Eau : un vrai problème, de fausses solutions

Ecrit par Imane Bouhrara I
La question de l’eau est un vrai problème pour le Maroc, mais cela ne date pas d’aujourd’hui. La situation actuelle est la résultante des différentes politiques « volontaristes » menées sur des décennies et qui, aujourd’hui, ont montré leurs limites nous mettant tous dans de beaux draps.
En effet, les signaux d’un amenuisement des ressources hydriques et d’une intensification de la sécheresse étaient là, et des voix s’élevaient pour alerter sur ce qu’il allait suivre si de rien n’est fait. Nous y sommes.
Mais l’heure n’est pas aux comptes puisqu’il ne sert à rien de ressasser le passé, l’espoir est de ne pas voir les mêmes erreurs reproduites à l’identique.
Des erreurs dont le citoyen lambda paie le tribut aujourd’hui. Non, je rectifie, ce sont les petites gens qui en paient le plus lourd des conséquences.
Une petite discussion avec une Tayaba (la personne en charge du gommage) au Hammam du quartier permet de comprendre l’étendue de la punition collective subite.
La réduction des jours de travail des hammams à 4 au lieu de 7 jours est non pas seulement perçue comme une aberration mais une injustice.
En effet selon l’analyse très simple mais non dénuée de sens de cette travailleuse du Hammam, le nombre de personnes qui vont au Hammam restera le même, ce sont juste les jours qui changent, et la consommation demeure la même si ce n’est pire.
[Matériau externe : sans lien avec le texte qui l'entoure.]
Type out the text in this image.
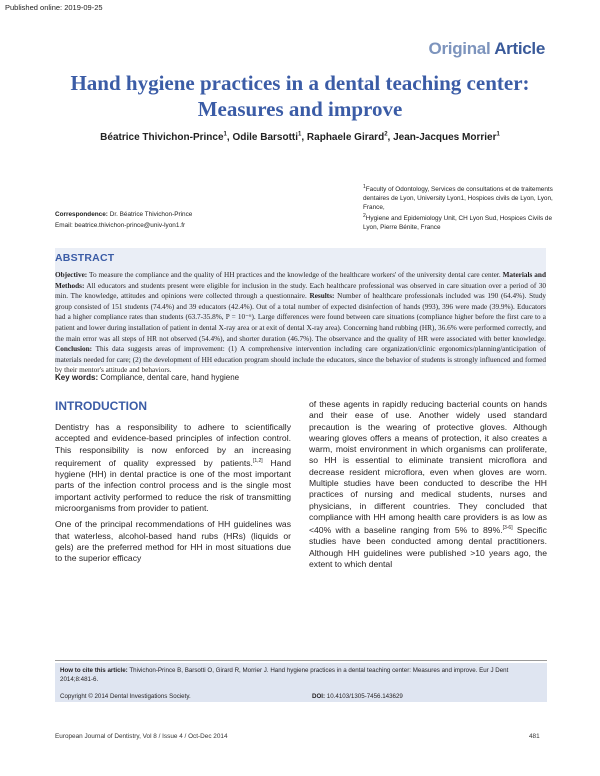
Published online: 2019-09-25
Original Article
Hand hygiene practices in a dental teaching center:
Measures and improve
Béatrice Thivichon-Prince$^1$, Odile Barsotti$^1$, Raphaele Girard$^2$, Jean-Jacques Morrier$^1$
$^1$Faculty of Odontology, Services de consultations et de traitements dentaires de Lyon, University Lyon1, Hospices civils de Lyon, Lyon, France,
$^2$Hygiene and Epidemiology Unit, CH Lyon Sud, Hospices Civils de Lyon, Pierre Bénite, France
Correspondence: Dr. Béatrice Thivichon-Prince
Email: beatrice.thivichon-prince@univ-lyon1.fr
ABSTRACT
Objective: To measure the compliance and the quality of HH practices and the knowledge of the healthcare workers' of the university dental care center. Materials and Methods: All educators and students present were eligible for inclusion in the study. Each healthcare professional was observed in care situation over a period of 30 min. The knowledge, attitudes and opinions were collected through a questionnaire. Results: Number of healthcare professionals included was 190 (64.4%). Study group consisted of 151 students (74.4%) and 39 educators (42.4%). Out of a total number of expected disinfection of hands (993), 396 were made (39.9%). Educators had a higher compliance rates than students (63.7-35.8%, P = 10⁻⁶). Large differences were found between care situations (compliance higher before the first care to a patient and lower during installation of patient in dental X-ray area or at exit of dental X-ray area). Concerning hand rubbing (HR), 36.6% were performed correctly, and the main error was all steps of HR not observed (54.4%), and shorter duration (46.7%). The observance and the quality of HR were associated with better knowledge. Conclusion: This data suggests areas of improvement: (1) A comprehensive intervention including care organization/clinic ergonomics/planning/anticipation of materials needed for care; (2) the development of HH education program should include the educators, since the behavior of students is strongly influenced and formed by their mentor's attitude and behaviors.
Key words: Compliance, dental care, hand hygiene
INTRODUCTION

Dentistry has a responsibility to adhere to scientifically accepted and evidence-based principles of infection control. This responsibility is now enforced by an increasing requirement of quality expressed by patients.[1,2] Hand hygiene (HH) in dental practice is one of the most important parts of the infection control process and is the single most important activity performed to reduce the risk of transmitting microorganisms from provider to patient.

One of the principal recommendations of HH guidelines was that waterless, alcohol-based hand rubs (HRs) (liquids or gels) are the preferred method for HH in most situations due to the superior efficacy

of these agents in rapidly reducing bacterial counts on hands and their ease of use. Another widely used standard precaution is the wearing of protective gloves. Although wearing gloves offers a means of protection, it also creates a warm, moist environment in which organisms can proliferate, so HH is essential to eliminate transient microflora and decrease resident microflora, even when gloves are worn. Multiple studies have been conducted to describe the HH practices of nursing and medical students, nurses and physicians, in different countries. They concluded that compliance with HH among health care providers is as low as <40% with a baseline ranging from 5% to 89%.[3-6] Specific studies have been conducted among dental practitioners. Although HH guidelines were published >10 years ago, the extent to which dental

How to cite this article: Thivichon-Prince B, Barsotti O, Girard R, Morrier J. Hand hygiene practices in a dental teaching center: Measures and improve. Eur J Dent 2014;8:481-6.
Copyright © 2014 Dental Investigations Society.	DOI: 10.4103/1305-7456.143629
European Journal of Dentistry, Vol 8 / Issue 4 / Oct-Dec 2014	481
Vous connaissez cet effet psychologique qui fait qu’au lieu de consommer moins, on consomme plus ?
Pis, étant payées à la journée, elle et ses consœurs risquent fort d’être privées de trois jours de paie chaque semaine.
Cette Tayaba n’en est pas à son premier épisode avec le stress hydrique, puisqu’elle-même est une migrante climatique.
Elle a quitté avec sa famille la compagne de la périphérie de Casablanca, en proie à de grosses exploitations agricoles ou une urbanisation massive, pour venir travailler dans la capitale économique.
Son père a dû vendre son lot de terrain agricole qui ne couvrait plus les besoins de sa famille en raison justement des épisodes de séchersse, un lot phagocyté par un grand exploitant agricole.
N’ayant pas de qualifications particulières, elle a commencé comme aide à domicile, enchaînant les petits boulots avant de commencer à travailler en tant que Tayaba.
Elle se rappelle encore le triste épisode du Covid et craint de jours sombres à venir pour ses semblables, cette fois à cause de l’eau.
Ce sont ces petites gens qui paient la lourde conséquence d’une succession de politiques et de visions qui ont omis pendant longtemps la problématique de l’eau : l’agriculture, l’industrie, le tourisme… et ça continue.
Et la prise de conscience très tardive n’y changera rien dans l’immédiat puisque la politique de gestion des ressources en eau et même le plan d’urgence prendront le temps (et l’argent) qu’il faudra avant de pouvoir donner leurs effets et ce en l’absence totale d’une vision long-termiste de durabilité et de préservation des ressources naturelles.
En effet, si souvent on dit que la meilleure énergie est celle qu’on n’a pas consommée, cela vaut également pour l’or bleu, surtout l’eau potable.
Dans ce sens où la rationalisation de la consommation, le recours à des ressources alternatives, la mise en place d’un système de bonus-malus aussi bien, et surtout, dans l’agriculture (des techniques économes en eau d’irrigation mais aussi des cultures peu gourmandes en eau), que dans l’industrie et même auprès des ménages… ce sont autant de pistes meilleures à mettre en œuvre que de recourir à des solutions draconiennes et inéquitables prises dans l’urgence.
Autrement on continuera à subir les contre-coups de ces cycles de sécheresse plus longs, plus répétitifs à petite intervalle et plus accentués sous l’effet du changement climatique avec toutes les conséquences socio-économiques, notamment l’impact sur le PIB agricole, la croissance, l’emploi, l’impact sur la balance commerciale, l’impact sur l’ambition de souveraineté alimentaire et surtout l’impact sur la petite bourse de la Tayaba, qui elle, n’a rien demandé à personne, si ce n’est de gagner sa vie sans avoir la peur au ventre.